Sunday, October 27, 2013

"Six Ridiculous Myths About the Middle Ages Everyone Believes"


From Cracked.com:

"Women Were Treated as Cattle"

The Myth:

Europe during the Middle Ages is right up there with Taliban-ruled Afghanistan in the Top 5 Places It Would Suck to Have a Vagina. Women were horribly oppressed and were treated as second-class citizens -- their only responsibilities were to cook, clean, and squeeze out (male) babies on demand.

The Reality:

Up until about 200 years ago, Europe was a largely agricultural society. And the funny thing about back-breaking and often dehumanizing labor is that it has a weird way of equalizing people -- when literally every member of the family is out busting his or her ass every morning just to fend off the very real threat of starvation, gender roles and sexism suddenly don't seem all that important. Thus, when it came to household responsibilities, women and men were equals by default, since the women had to do all the same bullshit their husbands had to do. So should time travel ever become a thing, never tell a medieval peasant woman to go make her husband a sandwich, because she'll probably cackle her plague-breath all up in your face before snapping you in half like a twig.

And the story wasn't much different in the cities. If dad owned a shop or a tavern, his daughters were the ones helping out. Sometimes a daughter would actually take over the family business and run it herself if her father became unable to, something that wouldn't really happen until much later in modern society. Women also generally ran the taverns in the Middle Ages -- in fact, women once ran England's entire beer industry. It's not quite clear when that changed, but we have to assume that at some point men realized they had allowed women to become all powerful by letting them be in charge of both beer and vaginas.

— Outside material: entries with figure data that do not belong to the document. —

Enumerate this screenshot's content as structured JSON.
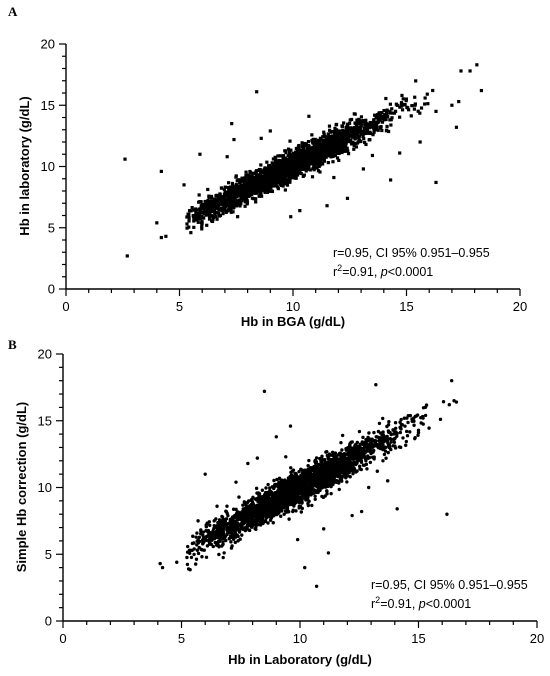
{
  "chart_data": [
    {
      "panel": "A",
      "type": "scatter",
      "xlabel": "Hb in BGA (g/dL)",
      "ylabel": "Hb in laboratory (g/dL)",
      "xlim": [
        0,
        20
      ],
      "ylim": [
        0,
        20
      ],
      "xticks": [
        0,
        5,
        10,
        15,
        20
      ],
      "yticks": [
        0,
        5,
        10,
        15,
        20
      ],
      "minor_x_step": 1,
      "minor_y_step": 1,
      "point_shape": "square",
      "color": "#000000",
      "grid": false,
      "stats_line1": "r=0.95, CI 95% 0.951–0.955",
      "stats_r2_prefix": "r",
      "stats_r2_sup": "2",
      "stats_r2_value": "=0.91, ",
      "stats_p_label": "p",
      "stats_p_value": "<0.0001",
      "trend": {
        "slope": 0.95,
        "intercept": 0.6,
        "spread": 0.55,
        "x_center": 9.8,
        "x_sd": 2.1,
        "n_cloud": 2600
      },
      "points": [
        [
          2.6,
          10.6
        ],
        [
          2.7,
          2.7
        ],
        [
          4.0,
          5.4
        ],
        [
          4.2,
          4.2
        ],
        [
          4.4,
          4.3
        ],
        [
          4.2,
          9.6
        ],
        [
          5.2,
          8.5
        ],
        [
          5.5,
          4.6
        ],
        [
          5.9,
          11.0
        ],
        [
          6.8,
          6.0
        ],
        [
          7.3,
          13.5
        ],
        [
          7.4,
          12.2
        ],
        [
          8.4,
          16.1
        ],
        [
          8.6,
          12.3
        ],
        [
          9.9,
          5.9
        ],
        [
          10.3,
          6.4
        ],
        [
          11.5,
          6.8
        ],
        [
          11.9,
          13.4
        ],
        [
          12.0,
          12.9
        ],
        [
          12.4,
          7.4
        ],
        [
          12.7,
          14.3
        ],
        [
          13.5,
          10.9
        ],
        [
          14.3,
          8.9
        ],
        [
          14.7,
          11.1
        ],
        [
          14.8,
          15.8
        ],
        [
          15.8,
          15.1
        ],
        [
          16.3,
          14.5
        ],
        [
          16.3,
          8.7
        ],
        [
          17.0,
          15.0
        ],
        [
          17.2,
          13.2
        ],
        [
          17.3,
          15.3
        ],
        [
          17.4,
          17.8
        ],
        [
          17.8,
          17.8
        ],
        [
          18.1,
          18.3
        ],
        [
          18.3,
          16.2
        ],
        [
          7.1,
          10.8
        ],
        [
          6.2,
          5.2
        ],
        [
          10.7,
          14.1
        ],
        [
          11.8,
          9.1
        ],
        [
          9.0,
          12.9
        ],
        [
          13.1,
          9.8
        ],
        [
          15.6,
          12.0
        ]
      ]
    },
    {
      "panel": "B",
      "type": "scatter",
      "xlabel": "Hb in Laboratory (g/dL)",
      "ylabel": "Simple Hb  correction (g/dL)",
      "xlim": [
        0,
        20
      ],
      "ylim": [
        0,
        20
      ],
      "xticks": [
        0,
        5,
        10,
        15,
        20
      ],
      "yticks": [
        0,
        5,
        10,
        15,
        20
      ],
      "minor_x_step": 1,
      "minor_y_step": 1,
      "point_shape": "circle",
      "color": "#000000",
      "grid": false,
      "stats_line1": "r=0.95, CI 95% 0.951–0.955",
      "stats_r2_prefix": "r",
      "stats_r2_sup": "2",
      "stats_r2_value": "=0.91, ",
      "stats_p_label": "p",
      "stats_p_value": "<0.0001",
      "trend": {
        "slope": 0.98,
        "intercept": 0.2,
        "spread": 0.6,
        "x_center": 9.8,
        "x_sd": 2.1,
        "n_cloud": 2600
      },
      "points": [
        [
          4.1,
          4.3
        ],
        [
          4.2,
          4.0
        ],
        [
          4.8,
          4.4
        ],
        [
          5.3,
          3.9
        ],
        [
          5.7,
          7.5
        ],
        [
          6.0,
          11.0
        ],
        [
          6.8,
          5.1
        ],
        [
          7.3,
          10.4
        ],
        [
          8.2,
          12.2
        ],
        [
          8.5,
          17.2
        ],
        [
          9.0,
          13.8
        ],
        [
          9.4,
          12.3
        ],
        [
          9.9,
          6.1
        ],
        [
          10.2,
          4.0
        ],
        [
          10.7,
          2.6
        ],
        [
          11.2,
          5.1
        ],
        [
          11.8,
          13.9
        ],
        [
          12.2,
          7.9
        ],
        [
          12.6,
          8.2
        ],
        [
          13.2,
          17.7
        ],
        [
          13.7,
          10.5
        ],
        [
          14.1,
          8.4
        ],
        [
          14.5,
          14.2
        ],
        [
          16.2,
          8.0
        ],
        [
          16.3,
          16.2
        ],
        [
          16.4,
          18.0
        ],
        [
          16.5,
          16.5
        ],
        [
          16.6,
          16.4
        ],
        [
          15.3,
          15.4
        ],
        [
          14.8,
          15.2
        ],
        [
          7.8,
          11.8
        ],
        [
          11.0,
          6.9
        ],
        [
          12.9,
          10.0
        ],
        [
          9.6,
          14.6
        ],
        [
          13.5,
          12.0
        ],
        [
          6.5,
          8.6
        ]
      ]
    }
  ]
}
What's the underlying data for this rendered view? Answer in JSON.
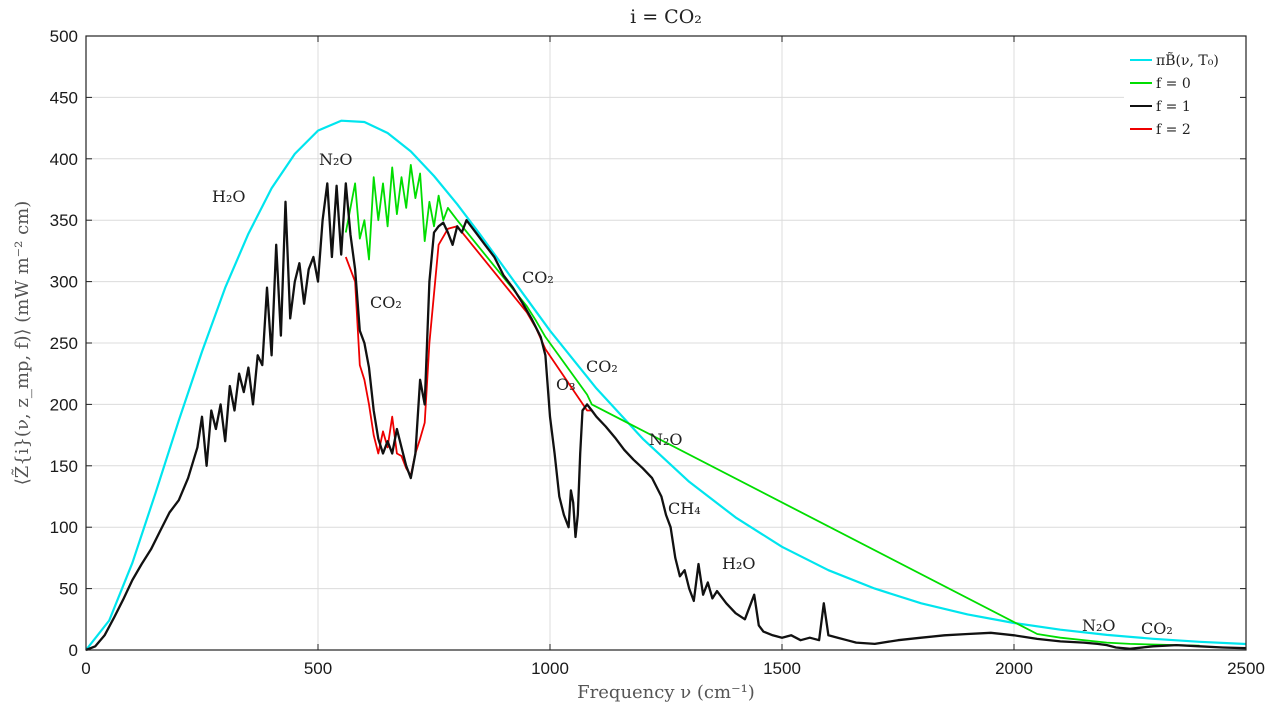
{
  "chart_data": {
    "type": "line",
    "title": "i = CO₂",
    "xlabel": "Frequency ν (cm⁻¹)",
    "ylabel": "⟨Z̃{i}(ν, z_mp, f)⟩ (mW m⁻² cm)",
    "xlim": [
      0,
      2500
    ],
    "ylim": [
      0,
      500
    ],
    "xticks": [
      0,
      500,
      1000,
      1500,
      2000,
      2500
    ],
    "yticks": [
      0,
      50,
      100,
      150,
      200,
      250,
      300,
      350,
      400,
      450,
      500
    ],
    "grid": true,
    "legend_position": "top-right",
    "series": [
      {
        "name": "πB̃(ν, T₀)",
        "color": "#00e5ee",
        "x": [
          0,
          50,
          100,
          150,
          200,
          250,
          300,
          350,
          400,
          450,
          500,
          550,
          600,
          650,
          700,
          750,
          800,
          850,
          900,
          950,
          1000,
          1100,
          1200,
          1300,
          1400,
          1500,
          1600,
          1700,
          1800,
          1900,
          2000,
          2100,
          2200,
          2300,
          2400,
          2500
        ],
        "y": [
          0,
          24,
          71,
          128,
          187,
          243,
          295,
          339,
          376,
          404,
          423,
          431,
          430,
          421,
          406,
          386,
          363,
          338,
          312,
          286,
          260,
          213,
          172,
          137,
          108,
          84,
          65,
          50,
          38,
          29,
          22,
          16.5,
          12.3,
          9.1,
          6.7,
          4.9
        ]
      },
      {
        "name": "f = 0",
        "color": "#00dd00",
        "x": [
          560,
          580,
          590,
          600,
          610,
          620,
          630,
          640,
          650,
          660,
          670,
          680,
          690,
          700,
          710,
          720,
          730,
          740,
          750,
          760,
          770,
          780,
          800,
          950,
          970,
          990,
          1080,
          1090,
          2050,
          2100,
          2200,
          2250,
          2300,
          2350,
          2400
        ],
        "y": [
          340,
          380,
          335,
          350,
          318,
          385,
          350,
          380,
          345,
          393,
          355,
          385,
          360,
          395,
          368,
          388,
          333,
          365,
          345,
          370,
          350,
          360,
          350,
          280,
          268,
          255,
          208,
          200,
          13,
          10,
          6,
          5,
          4.5,
          4,
          3.5
        ]
      },
      {
        "name": "f = 1",
        "color": "#111111",
        "x": [
          0,
          20,
          40,
          60,
          80,
          100,
          120,
          140,
          160,
          180,
          200,
          220,
          240,
          250,
          260,
          270,
          280,
          290,
          300,
          310,
          320,
          330,
          340,
          350,
          360,
          370,
          380,
          390,
          400,
          410,
          420,
          430,
          440,
          450,
          460,
          470,
          480,
          490,
          500,
          510,
          520,
          530,
          540,
          550,
          560,
          570,
          580,
          590,
          600,
          610,
          620,
          630,
          640,
          650,
          660,
          670,
          680,
          690,
          700,
          710,
          720,
          730,
          740,
          750,
          760,
          770,
          780,
          790,
          800,
          810,
          820,
          830,
          840,
          860,
          880,
          900,
          920,
          940,
          960,
          980,
          990,
          1000,
          1010,
          1020,
          1030,
          1040,
          1045,
          1050,
          1055,
          1060,
          1065,
          1070,
          1080,
          1090,
          1100,
          1120,
          1140,
          1160,
          1180,
          1200,
          1220,
          1240,
          1250,
          1260,
          1270,
          1280,
          1290,
          1300,
          1310,
          1320,
          1330,
          1340,
          1350,
          1360,
          1380,
          1400,
          1420,
          1440,
          1450,
          1460,
          1480,
          1500,
          1520,
          1540,
          1560,
          1580,
          1590,
          1600,
          1620,
          1640,
          1660,
          1700,
          1750,
          1800,
          1850,
          1900,
          1950,
          2000,
          2050,
          2100,
          2150,
          2180,
          2200,
          2220,
          2250,
          2300,
          2350,
          2400,
          2450,
          2500
        ],
        "y": [
          0,
          3,
          12,
          26,
          41,
          57,
          70,
          82,
          97,
          112,
          122,
          140,
          165,
          190,
          150,
          195,
          180,
          200,
          170,
          215,
          195,
          225,
          210,
          230,
          200,
          240,
          232,
          295,
          240,
          330,
          256,
          365,
          270,
          300,
          315,
          282,
          310,
          320,
          300,
          350,
          380,
          320,
          378,
          322,
          380,
          338,
          310,
          260,
          250,
          230,
          195,
          172,
          160,
          170,
          160,
          180,
          165,
          150,
          140,
          160,
          220,
          200,
          300,
          340,
          345,
          348,
          340,
          330,
          345,
          340,
          350,
          345,
          340,
          330,
          320,
          305,
          295,
          283,
          270,
          255,
          240,
          190,
          160,
          125,
          110,
          100,
          130,
          120,
          92,
          110,
          160,
          195,
          200,
          195,
          190,
          182,
          173,
          163,
          155,
          148,
          140,
          125,
          110,
          100,
          75,
          60,
          65,
          50,
          40,
          70,
          45,
          55,
          42,
          48,
          38,
          30,
          25,
          45,
          20,
          15,
          12,
          10,
          12,
          8,
          10,
          8,
          38,
          12,
          10,
          8,
          6,
          5,
          8,
          10,
          12,
          13,
          14,
          12,
          9,
          7,
          6,
          5,
          4,
          2,
          1,
          3,
          4,
          3,
          2,
          1.5
        ]
      },
      {
        "name": "f = 2",
        "color": "#ee0000",
        "x": [
          560,
          580,
          590,
          600,
          610,
          620,
          630,
          640,
          650,
          660,
          670,
          680,
          690,
          700,
          710,
          720,
          730,
          740,
          760,
          780,
          800,
          950,
          970,
          990,
          1080,
          1090
        ],
        "y": [
          320,
          300,
          232,
          220,
          200,
          175,
          160,
          178,
          165,
          190,
          160,
          158,
          148,
          142,
          160,
          172,
          185,
          250,
          330,
          343,
          345,
          275,
          262,
          245,
          195,
          195
        ]
      }
    ],
    "annotations": [
      "H₂O",
      "N₂O",
      "CO₂",
      "CO₂",
      "CO₂",
      "O₃",
      "CO₂",
      "N₂O",
      "CH₄",
      "H₂O",
      "N₂O",
      "CO₂"
    ]
  }
}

Women who weren't busy running taverns or growing crops to survive could join a convent, which may not sound all that impressive until you realize that this gave them access to education in a time when that was extremely rare -- nuns could read and write in an age when the most powerful kings couldn't. And if they stuck with it long enough to become the abbess of a convent, they were in a position of power very similar to a male lord -- only, you know, maybe even a little higher, seeing as how they technically reported directly to the King of Kings and all.

2 comments:

Anonymous said...

Unless people in the middle ages were part of the nobility or the gentry they were treated like cattle.

Quartermain said...

I don't agree with Henry Ford on everything but I agree with him on "history is bunk" or at least what the court historians say.